Its antennae served a sensory function. The spines on the head of C. perfecta probably served to protect its vulnerable eyes from predators. Its limbs probably moved in a metachronal sequence to produce a rippling motion. Although Canadaspis probably did not swim, this could have helped propel the organism from under soft sediments. The appendages also produced currents which would have helped with feeding and respiration.

Members of C. perfecta appear to have engaged in synchronised group moulting.

==Classification==

Canadaspis perfecta was originally described by Charles Doolittle Walcott in 1912 as Hymenocaris perfecta. It was placed into the new separate genus Canadaspis in 1960 by Novozhilov.

Canadaspis was historically interpreted as a crustacean, but this interpretation is now rejected. It has alternatively been suggested to be a stem-group euarthropod. It is currently thought to be a member of the group Hymenocarina, which are interpreted as mandibulates. Some scientists believe that Canadaspis laevigata should be placed in a separate genus.

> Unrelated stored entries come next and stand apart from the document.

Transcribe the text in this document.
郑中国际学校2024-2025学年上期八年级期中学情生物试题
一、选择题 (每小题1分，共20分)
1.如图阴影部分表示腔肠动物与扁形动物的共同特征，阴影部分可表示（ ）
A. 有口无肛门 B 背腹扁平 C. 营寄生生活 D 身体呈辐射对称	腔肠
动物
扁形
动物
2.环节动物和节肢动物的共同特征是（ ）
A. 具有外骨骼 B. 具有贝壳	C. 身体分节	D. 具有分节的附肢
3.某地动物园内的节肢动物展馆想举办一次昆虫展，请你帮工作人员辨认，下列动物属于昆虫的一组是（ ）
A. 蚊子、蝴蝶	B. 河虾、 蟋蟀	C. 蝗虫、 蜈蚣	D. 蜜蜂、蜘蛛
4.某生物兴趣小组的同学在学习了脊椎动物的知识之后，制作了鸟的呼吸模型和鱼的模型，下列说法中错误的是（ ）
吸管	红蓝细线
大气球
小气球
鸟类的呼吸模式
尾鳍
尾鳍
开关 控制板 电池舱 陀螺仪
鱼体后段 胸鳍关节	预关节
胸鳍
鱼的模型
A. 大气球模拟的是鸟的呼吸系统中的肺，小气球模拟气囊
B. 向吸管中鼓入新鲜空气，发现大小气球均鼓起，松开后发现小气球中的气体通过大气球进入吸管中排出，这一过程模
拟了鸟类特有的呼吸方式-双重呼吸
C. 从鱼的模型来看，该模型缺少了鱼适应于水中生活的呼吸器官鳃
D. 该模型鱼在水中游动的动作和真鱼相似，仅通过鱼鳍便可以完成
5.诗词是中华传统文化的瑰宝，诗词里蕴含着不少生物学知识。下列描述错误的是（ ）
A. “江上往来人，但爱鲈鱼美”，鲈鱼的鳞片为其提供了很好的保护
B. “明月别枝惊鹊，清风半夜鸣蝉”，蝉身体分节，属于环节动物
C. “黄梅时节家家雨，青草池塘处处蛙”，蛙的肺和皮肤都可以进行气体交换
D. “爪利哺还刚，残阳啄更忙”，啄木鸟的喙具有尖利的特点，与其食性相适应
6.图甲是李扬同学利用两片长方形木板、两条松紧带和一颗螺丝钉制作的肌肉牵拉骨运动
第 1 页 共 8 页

Phylogeny of Hymenocarina after Izquierdo-López and Caron (2024)

==Fossil occurrences==
4525 specimens of Canadaspis perfecta are known from the Greater Phyllopod bed, of the Burgess Shale in British Columbia, Canada, where they comprise 8.6% of the community. Other specimens of Canadaspis, considered closely related or belonging to C. perfecta, are also found in the Spence Shale of western Utah as well as the Pioche Shale of Nevada. Canadaspis laevigata comes from the Chengjiang biota of Yunnan, China and is thus some 10 million years older than Canadaspis perfecta.